Getting a Boost

Thomas B. Worth American
Publisher Currier & Ives American

Not on view

The late nineteenth-century Americana prints by Currier & Ives often depict Black (African-American) people by using racist stereotypes that are disturbing. The Metropolitan Museum of Art preserves such works to shed light on their historical context and to enable the study and evaluation of racism.

At the left of this print, two Black (African-American) men gently push the back of a drunken white man, who, using a chair as a step, gingerly climbs into a horse-drawn cart with his arms awkwardly outstretched. The black men wear tailored vests over their neat white shirts, and a long white apron over their slim pants. At the right, a Black groom steadies the cart's horse by holding its bridle while the inebriated driver enters the four-wheel cart. Standing on the covered porch at the far left, two men, wearing top hats and suits, smile with amusement.

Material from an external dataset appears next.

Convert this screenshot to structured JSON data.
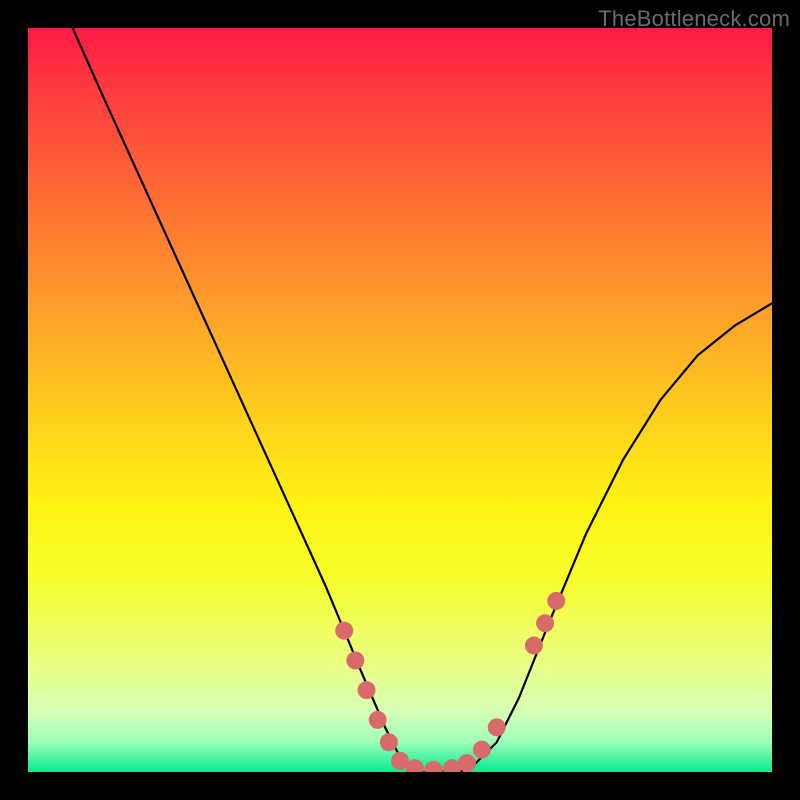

Nathaniel Currier (1813–1888), who established a successful New York-based lithography firm in 1835, produced thousands of hand-colored prints in various sizes that together create a vivid panorama of mid-to-late nineteenth century America. In 1857, James Merritt Ives (1824–1895), the accounting-savvy brother-in-law of Nathaniel's brother Charles, was made a business partner. Subsequently renamed Currier & Ives, the firm continued via their successors until 1907. People eagerly acquired Currier & Ives lithographs, such as those featuring spectacular American landscapes, rural and city views, hunting and fishing scenes, domestic life, comic situations and numerous other subjects, as an inexpensive way to decorate their homes or business establishments.